Building on the success of Adrenaline 2000, the first annual collection of the world's best adventure writing, Adrenaline 2001 continues to extend the Adrenaline brand with more gripping contemporary tales: Jeffrey Tayler (Facing the Congo) finds more than he bargained for on one of the Dark Continent's most dangerous waterways; Malika Oufkir and her siblings escape from a Morrocan jail after 15 years of wrongful imprisonment; Lynn Snowden Picket (Looking for a Fight) finds her own heart of darkness as an angry amateur boxer; Tom Clynes risks his own health to learn more about the Ebola virus, and Greg Child (Fear of Falling) encounters an unexpected challenge while climbing in Kyrgyzstan: terrorists. Like other Adrenaline titles, this one taps one of our greatest literary resources: exceptional human beings in extreme circumstances.
A pretty shitty book. Not only were the stories not very inspiring and oftentimes poorly written, but they weren’t actually short stories at all. They were excerpts from larger works, and I thought the editor did a really poor job: both at selecting the stories in the first place and at choosing which segments to include. There were some abrupt, out of nowhere endings which felt unfinished that I didn’t like at all. Wouldn’t recommend; there are tons of other adventure stories out there and many of them are better then these.

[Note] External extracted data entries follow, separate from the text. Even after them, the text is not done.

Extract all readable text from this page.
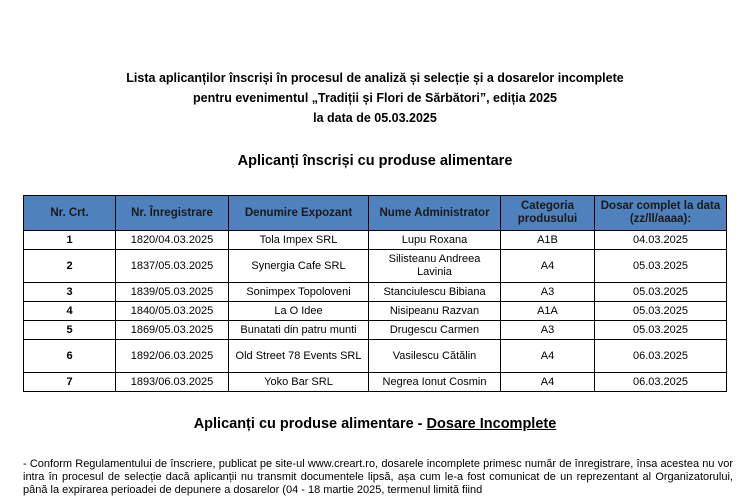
Lista aplicanților înscriși în procesul de analiză și selecție și a dosarelor incomplete
pentru evenimentul „Tradiții și Flori de Sărbători”, ediția 2025
la data de 05.03.2025
Aplicanți înscriși cu produse alimentare
Nr. Crt.	Nr. Înregistrare	Denumire Expozant	Nume Administrator	Categoria produsului	Dosar complet la data (zz/ll/aaaa):
1	1820/04.03.2025	Tola Impex SRL	Lupu Roxana	A1B	04.03.2025
2	1837/05.03.2025	Synergia Cafe SRL	Silisteanu Andreea Lavinia	A4	05.03.2025
3	1839/05.03.2025	Sonimpex Topoloveni	Stanciulescu Bibiana	A3	05.03.2025
4	1840/05.03.2025	La O Idee	Nisipeanu Razvan	A1A	05.03.2025
5	1869/05.03.2025	Bunatati din patru munti	Drugescu Carmen	A3	05.03.2025
6	1892/06.03.2025	Old Street 78 Events SRL	Vasilescu Cătălin	A4	06.03.2025
7	1893/06.03.2025	Yoko Bar SRL	Negrea Ionut Cosmin	A4	06.03.2025
Aplicanți cu produse alimentare - Dosare Incomplete
- Conform Regulamentului de înscriere, publicat pe site-ul www.creart.ro, dosarele incomplete primesc număr de înregistrare, însa acestea nu vor intra în procesul de selecție dacă aplicanții nu transmit documentele lipsă, așa cum le-a fost comunicat de un reprezentant al Organizatorului, până la expirarea perioadei de depunere a dosarelor (04 - 18 martie 2025, termenul limită fiind
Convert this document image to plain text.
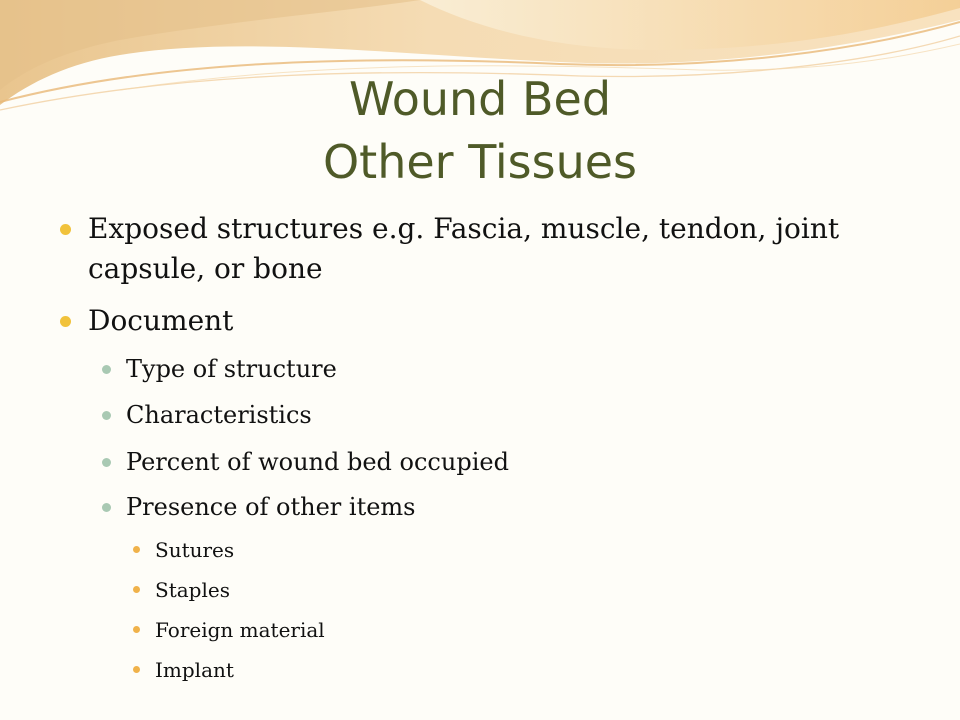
Wound Bed
Other Tissues
Exposed structures e.g. Fascia, muscle, tendon, joint
capsule, or bone
Document
Type of structure
Characteristics
Percent of wound bed occupied
Presence of other items
Sutures
Staples
Foreign material
Implant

This book had some really awe-inspiring and heart-rending stories, but it also had some slightly boring stories right along with them. Overall, it was well worth the read because of the gems it contains....
Exciting thrilling short stories - a few even touched on deeper topics beyond the fear and faith of each encounter. I few stories in this collection were not as great yet as a whole it was a book I had a difficult time wanting to put down. Usually, at least had to finish the story I was on!